Häufig funktioniert das Prinzip, manchmal scheitert es auch – dann oft aufgrund von Vandalismusschäden. Das wisse auch Melanie Klose aus Ahmstorf. Dennoch habe sie ihre Idee bei der Gemeinde Rennau vorgetragen, die dem Vorhaben schließlich zustimmte. Letztlich sei es der 26-Jährigen darum gegangen, in einer schwierigen Zeit etwas für die Dorfbewohner zu tun. „Ich bin sicher, dass die Menschen während der Pandemie wieder mehr lesen! Treffen untereinander sind aber ausdrücklich nicht erwünscht“, so Klose. Warum also nicht das bewährte Prinzip der Bücher-Tauschbörse aufgreifen und nebenbei etwas für die Dorfgemeinschaft tun? Voraussetzung für die Gemeindevertreter sei gewesen, dass sich die junge Frau dauerhaft um den Schrank in der Bushaltestelle kümmern würde. Das heißt, dass sie dauerhaft „für Ordnung sorge“ und im Falle eines Scheiterns des Projektes auch den Rückbau übernehme.

Nachdem im Ort mittels Flyer über das Aufstellen des Schrankes informiert wurde, habe sich dieser sehr zügig gefüllt. Die Bücher seien nach Genres sortiert und sogar das eine oder andere Minispiel sei vorrätig. „Bisher habe ich nur positives Feedback bekommen. Auch freue ich mich, dass der Schrank von den Mitnutzer:innen bereits mit sehr aktuellen und top erhaltenen Büchern gefüllt wurde“, berichtet die junge Ahmstorferin.
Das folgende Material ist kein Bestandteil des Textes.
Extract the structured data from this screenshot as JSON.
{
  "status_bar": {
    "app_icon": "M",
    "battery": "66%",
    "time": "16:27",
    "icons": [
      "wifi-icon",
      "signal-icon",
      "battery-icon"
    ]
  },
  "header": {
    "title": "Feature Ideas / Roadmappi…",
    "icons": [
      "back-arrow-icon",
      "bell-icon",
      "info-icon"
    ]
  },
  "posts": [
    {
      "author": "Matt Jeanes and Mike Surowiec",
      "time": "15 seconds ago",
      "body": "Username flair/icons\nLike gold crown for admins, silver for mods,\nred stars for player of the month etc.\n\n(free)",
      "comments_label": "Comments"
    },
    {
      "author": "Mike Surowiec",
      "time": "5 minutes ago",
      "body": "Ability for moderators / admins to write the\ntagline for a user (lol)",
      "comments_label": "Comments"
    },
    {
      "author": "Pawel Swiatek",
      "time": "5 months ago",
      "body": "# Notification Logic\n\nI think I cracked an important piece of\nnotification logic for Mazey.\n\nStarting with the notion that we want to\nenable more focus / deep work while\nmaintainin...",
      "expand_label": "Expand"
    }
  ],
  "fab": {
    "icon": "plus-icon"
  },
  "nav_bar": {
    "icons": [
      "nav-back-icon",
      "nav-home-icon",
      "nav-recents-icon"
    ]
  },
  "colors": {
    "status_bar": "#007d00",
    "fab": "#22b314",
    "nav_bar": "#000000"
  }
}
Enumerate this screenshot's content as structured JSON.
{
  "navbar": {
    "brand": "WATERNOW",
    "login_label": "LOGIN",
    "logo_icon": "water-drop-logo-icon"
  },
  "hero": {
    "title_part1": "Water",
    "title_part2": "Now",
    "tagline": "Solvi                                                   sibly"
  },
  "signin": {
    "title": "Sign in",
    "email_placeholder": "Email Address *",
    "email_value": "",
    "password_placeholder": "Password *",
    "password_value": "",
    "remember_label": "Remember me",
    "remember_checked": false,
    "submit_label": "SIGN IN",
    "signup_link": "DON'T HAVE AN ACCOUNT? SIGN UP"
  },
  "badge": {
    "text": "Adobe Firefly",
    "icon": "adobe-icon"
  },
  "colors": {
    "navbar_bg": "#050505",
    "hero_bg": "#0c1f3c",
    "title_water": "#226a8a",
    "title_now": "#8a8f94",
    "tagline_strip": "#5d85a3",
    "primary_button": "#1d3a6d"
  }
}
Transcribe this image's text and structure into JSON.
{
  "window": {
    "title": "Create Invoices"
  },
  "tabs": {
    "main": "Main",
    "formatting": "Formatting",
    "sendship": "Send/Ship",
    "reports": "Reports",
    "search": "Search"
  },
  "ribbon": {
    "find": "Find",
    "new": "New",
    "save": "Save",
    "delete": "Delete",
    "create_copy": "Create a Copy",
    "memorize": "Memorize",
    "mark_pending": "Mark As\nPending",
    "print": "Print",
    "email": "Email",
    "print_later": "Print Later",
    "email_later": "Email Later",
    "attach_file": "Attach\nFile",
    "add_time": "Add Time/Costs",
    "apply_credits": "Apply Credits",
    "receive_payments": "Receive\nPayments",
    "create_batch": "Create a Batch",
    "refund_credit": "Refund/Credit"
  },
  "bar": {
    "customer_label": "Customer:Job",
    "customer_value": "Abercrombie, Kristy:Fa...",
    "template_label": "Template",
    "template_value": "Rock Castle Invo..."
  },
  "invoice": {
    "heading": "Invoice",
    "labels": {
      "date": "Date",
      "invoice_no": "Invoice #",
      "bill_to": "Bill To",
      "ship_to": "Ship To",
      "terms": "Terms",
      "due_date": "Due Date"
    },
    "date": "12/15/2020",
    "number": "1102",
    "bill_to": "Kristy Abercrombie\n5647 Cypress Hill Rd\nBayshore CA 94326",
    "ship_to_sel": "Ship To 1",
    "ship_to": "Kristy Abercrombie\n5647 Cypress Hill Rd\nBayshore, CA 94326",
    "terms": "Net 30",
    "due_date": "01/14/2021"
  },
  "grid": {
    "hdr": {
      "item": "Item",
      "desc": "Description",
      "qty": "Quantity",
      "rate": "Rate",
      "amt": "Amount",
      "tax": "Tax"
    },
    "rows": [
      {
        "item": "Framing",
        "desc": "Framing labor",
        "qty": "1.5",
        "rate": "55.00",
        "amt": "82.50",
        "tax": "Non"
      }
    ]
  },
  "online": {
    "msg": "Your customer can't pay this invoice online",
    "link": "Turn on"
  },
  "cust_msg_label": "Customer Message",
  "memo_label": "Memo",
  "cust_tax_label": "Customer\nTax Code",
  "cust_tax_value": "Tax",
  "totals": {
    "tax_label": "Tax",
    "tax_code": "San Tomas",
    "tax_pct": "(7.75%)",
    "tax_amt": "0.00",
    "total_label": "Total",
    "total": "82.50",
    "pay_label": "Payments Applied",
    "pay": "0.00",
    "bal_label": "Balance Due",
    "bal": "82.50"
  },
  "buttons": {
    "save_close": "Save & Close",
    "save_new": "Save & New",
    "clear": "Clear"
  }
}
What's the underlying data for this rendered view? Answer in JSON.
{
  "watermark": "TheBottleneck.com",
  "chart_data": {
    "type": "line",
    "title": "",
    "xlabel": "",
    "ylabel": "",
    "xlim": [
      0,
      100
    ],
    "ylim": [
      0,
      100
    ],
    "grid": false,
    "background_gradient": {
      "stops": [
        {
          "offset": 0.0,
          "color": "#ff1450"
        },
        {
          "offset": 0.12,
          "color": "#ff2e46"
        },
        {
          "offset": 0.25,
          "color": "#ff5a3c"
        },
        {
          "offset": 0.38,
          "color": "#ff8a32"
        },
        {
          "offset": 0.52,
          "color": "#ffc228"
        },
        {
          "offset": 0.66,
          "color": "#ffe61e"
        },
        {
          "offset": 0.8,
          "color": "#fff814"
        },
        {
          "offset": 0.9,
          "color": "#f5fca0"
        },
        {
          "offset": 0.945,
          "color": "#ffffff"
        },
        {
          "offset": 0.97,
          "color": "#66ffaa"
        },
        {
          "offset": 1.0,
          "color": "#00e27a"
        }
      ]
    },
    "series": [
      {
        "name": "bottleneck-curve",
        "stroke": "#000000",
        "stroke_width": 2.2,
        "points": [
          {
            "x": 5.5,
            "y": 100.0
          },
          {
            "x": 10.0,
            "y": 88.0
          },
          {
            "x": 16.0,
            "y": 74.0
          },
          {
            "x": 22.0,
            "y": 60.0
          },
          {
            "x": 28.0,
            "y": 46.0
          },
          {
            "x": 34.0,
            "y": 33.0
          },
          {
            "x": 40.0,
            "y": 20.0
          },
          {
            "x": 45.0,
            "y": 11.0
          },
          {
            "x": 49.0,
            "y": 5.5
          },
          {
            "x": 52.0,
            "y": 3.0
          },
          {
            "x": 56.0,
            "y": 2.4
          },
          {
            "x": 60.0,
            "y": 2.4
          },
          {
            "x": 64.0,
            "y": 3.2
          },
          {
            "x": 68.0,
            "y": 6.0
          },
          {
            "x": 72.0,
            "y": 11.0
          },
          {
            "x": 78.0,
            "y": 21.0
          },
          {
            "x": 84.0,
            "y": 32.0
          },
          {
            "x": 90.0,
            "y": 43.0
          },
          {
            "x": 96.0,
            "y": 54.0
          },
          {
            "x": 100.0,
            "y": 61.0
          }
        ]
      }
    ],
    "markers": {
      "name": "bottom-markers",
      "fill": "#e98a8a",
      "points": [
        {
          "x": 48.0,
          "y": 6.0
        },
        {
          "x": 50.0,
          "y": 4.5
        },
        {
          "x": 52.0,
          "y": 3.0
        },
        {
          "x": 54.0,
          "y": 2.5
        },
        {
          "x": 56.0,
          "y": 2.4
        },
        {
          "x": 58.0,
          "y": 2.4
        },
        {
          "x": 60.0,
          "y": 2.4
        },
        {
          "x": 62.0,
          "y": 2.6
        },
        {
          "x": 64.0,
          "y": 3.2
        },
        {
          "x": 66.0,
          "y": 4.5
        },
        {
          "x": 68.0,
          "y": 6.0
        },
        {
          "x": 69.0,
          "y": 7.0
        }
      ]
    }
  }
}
Vom Kochbuch über den aktuellen Krimi bis zum Kinderbuch sei schon jetzt alles zu finden. Am Ende wollte Melanie Klose aber nicht ihren Vater Manfred und ihren Partner vergessen, die bei der Umsetzung der Idee mit Know-how und handwerklichem Geschick halfen und den Schrank mit aufstellten. „Es ist klar, dass ich es allein nicht geschafft hätte, insofern bedanke ich mich herzlich für die Unterstützung“, so die Organisatorin.